Nadiem Makarim, B.A., M.B.A. Sebagai menteri dari Kementerian Pendidikan dan Kebudayaan (Kemendikbud) belum bisa memastikan apakah siswa dapat masuk sekolah kembali pada pertengahan Juli mendatang. Nadiem menjelaskan bahwa pembelajaran tatap muka kemungkinan hanya dibuka di daerah zona hijau dan sebagian daerah memiliki zona kuning dan merah tetap melakukan pembelajaran jarak jauh. Skenario tersebut masih didiskusikan dengan pakar dan Gugus Tugas Percepatan Penanganan Covid-19. Dengan demikian keputusan bukan hanya berdasarkan faktor pendidikan saja tapi dilihat dari aspek penanganan Covid-19 juga. Berdasarkan hal tersebut Nadiem menjelaskan bahwa Kemendikbud masih mencari formula rencana menerapkan pola hidup baru pada masa pandemik Covid-19.

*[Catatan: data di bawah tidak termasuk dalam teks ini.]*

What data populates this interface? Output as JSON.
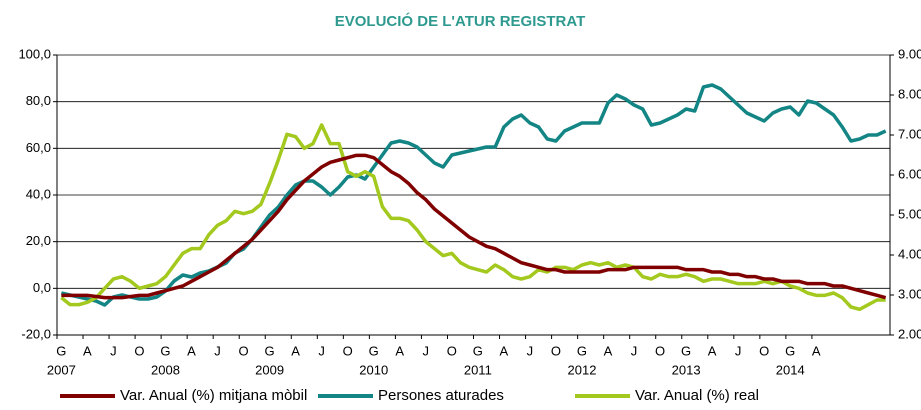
{
  "chart_data": {
    "type": "line",
    "title": "EVOLUCIÓ DE L'ATUR REGISTRAT",
    "categories": [
      "G",
      null,
      null,
      "A",
      null,
      null,
      "J",
      null,
      null,
      "O",
      null,
      null,
      "G",
      null,
      null,
      "A",
      null,
      null,
      "J",
      null,
      null,
      "O",
      null,
      null,
      "G",
      null,
      null,
      "A",
      null,
      null,
      "J",
      null,
      null,
      "O",
      null,
      null,
      "G",
      null,
      null,
      "A",
      null,
      null,
      "J",
      null,
      null,
      "O",
      null,
      null,
      "G",
      null,
      null,
      "A",
      null,
      null,
      "J",
      null,
      null,
      "O",
      null,
      null,
      "G",
      null,
      null,
      "A",
      null,
      null,
      "J",
      null,
      null,
      "O",
      null,
      null,
      "G",
      null,
      null,
      "A",
      null,
      null,
      "J",
      null,
      null,
      "O",
      null,
      null,
      "G",
      null,
      null,
      "A",
      null,
      null,
      null,
      null,
      null,
      null,
      null,
      null
    ],
    "years": [
      "2007",
      "2008",
      "2009",
      "2010",
      "2011",
      "2012",
      "2013",
      "2014"
    ],
    "ylim": [
      -20,
      100
    ],
    "yticks": [
      {
        "value": -20,
        "label": "-20,0"
      },
      {
        "value": 0,
        "label": "0,0"
      },
      {
        "value": 20,
        "label": "20,0"
      },
      {
        "value": 40,
        "label": "40,0"
      },
      {
        "value": 60,
        "label": "60,0"
      },
      {
        "value": 80,
        "label": "80,0"
      },
      {
        "value": 100,
        "label": "100,0"
      }
    ],
    "y2lim": [
      2000,
      9000
    ],
    "y2ticks": [
      {
        "value": 2000,
        "label": "2.000"
      },
      {
        "value": 3000,
        "label": "3.000"
      },
      {
        "value": 4000,
        "label": "4.000"
      },
      {
        "value": 5000,
        "label": "5.000"
      },
      {
        "value": 6000,
        "label": "6.000"
      },
      {
        "value": 7000,
        "label": "7.000"
      },
      {
        "value": 8000,
        "label": "8.000"
      },
      {
        "value": 9000,
        "label": "9.000"
      }
    ],
    "grid": true,
    "legend": "bottom",
    "series": [
      {
        "name": "Var. Anual (%) mitjana mòbil",
        "color": "#800000",
        "values": [
          -3,
          -3,
          -3,
          -3,
          -3.5,
          -4,
          -4,
          -4,
          -3.5,
          -3,
          -3,
          -2,
          -1,
          0,
          1,
          3,
          5,
          7,
          9,
          12,
          15,
          18,
          21,
          25,
          29,
          33,
          38,
          42,
          46,
          49,
          52,
          54,
          55,
          56,
          57,
          57,
          56,
          53,
          50,
          48,
          45,
          41,
          38,
          34,
          31,
          28,
          25,
          22,
          20,
          18,
          17,
          15,
          13,
          11,
          10,
          9,
          8,
          8,
          7,
          7,
          7,
          7,
          7,
          8,
          8,
          8,
          9,
          9,
          9,
          9,
          9,
          9,
          8,
          8,
          8,
          7,
          7,
          6,
          6,
          5,
          5,
          4,
          4,
          3,
          3,
          3,
          2,
          2,
          2,
          1,
          1,
          0,
          -1,
          -2,
          -3,
          -4
        ]
      },
      {
        "name": "Persones aturades",
        "color": "#138585",
        "axis": "y2",
        "values": [
          3050,
          3000,
          2950,
          2900,
          2850,
          2750,
          2950,
          3000,
          2950,
          2900,
          2900,
          2950,
          3100,
          3350,
          3500,
          3450,
          3550,
          3600,
          3700,
          3800,
          4050,
          4150,
          4400,
          4700,
          5000,
          5200,
          5500,
          5750,
          5850,
          5850,
          5700,
          5500,
          5700,
          5950,
          6000,
          5900,
          6200,
          6500,
          6800,
          6850,
          6800,
          6700,
          6500,
          6300,
          6200,
          6500,
          6550,
          6600,
          6650,
          6700,
          6700,
          7200,
          7400,
          7500,
          7300,
          7200,
          6900,
          6850,
          7100,
          7200,
          7300,
          7300,
          7300,
          7800,
          8000,
          7900,
          7750,
          7650,
          7250,
          7300,
          7400,
          7500,
          7650,
          7600,
          8200,
          8250,
          8150,
          7950,
          7750,
          7550,
          7450,
          7350,
          7550,
          7650,
          7700,
          7500,
          7850,
          7800,
          7650,
          7500,
          7200,
          6850,
          6900,
          7000,
          7000,
          7100
        ]
      },
      {
        "name": "Var. Anual (%) real",
        "color": "#a3c91f",
        "values": [
          -4,
          -7,
          -7,
          -6,
          -4,
          0,
          4,
          5,
          3,
          0,
          1,
          2,
          5,
          10,
          15,
          17,
          17,
          23,
          27,
          29,
          33,
          32,
          33,
          36,
          45,
          55,
          66,
          65,
          60,
          62,
          70,
          62,
          62,
          50,
          48,
          50,
          48,
          35,
          30,
          30,
          29,
          25,
          20,
          17,
          14,
          15,
          11,
          9,
          8,
          7,
          10,
          8,
          5,
          4,
          5,
          8,
          7,
          9,
          9,
          8,
          10,
          11,
          10,
          11,
          9,
          10,
          9,
          5,
          4,
          6,
          5,
          5,
          6,
          5,
          3,
          4,
          4,
          3,
          2,
          2,
          2,
          3,
          2,
          3,
          1,
          0,
          -2,
          -3,
          -3,
          -2,
          -4,
          -8,
          -9,
          -7,
          -5,
          -5
        ]
      }
    ]
  }
}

Dinas Pendidikan dan Kebudayaan Jawa Timur akan memberlakukan penerapan new normal bagi sekolah di Jawa Timur mulai 12 Juni 2020. Siswa dan orangtua berada di sekolah hanya diminta hadir untuk mengambil rapor. Selain itu, pihak sekolah bekerjasama dengan orangtua dan pelajar akan menyusun perencanaan skema persiapan menuju new normal. Sekaligus simulasi implementasi sekolah new normal dengan menggunakan protokol kesehatan seperti kontrol masker, jaga jarak, menghindari kerumunan.Terdapat berbagai tanggapan pro dan kontra dalam wacana kebijakan Pemerintah Indonesia dibidang pendidikan. Aktivitas belajar telah dilaksanakan kurang lebih dua bulan yang lalu hingga saat ini dilakukan dengan model pembelajaran daring (online) di rumah. Pada saat pemerintah mengumumkan penerapan new normal nanti, maka ada kemungkinan juga akan dirumuskan rancangan new normal dalam bidang pendidikan terutama dunia sekolah dan perkuliahan. Pada saat tersebut para siswa dan mahasiswa harus sigap dalam persiapan implementasi new normal dengan selalu waspada dan taat terhadap kebijakan protokol kesehatan dari pemerintah.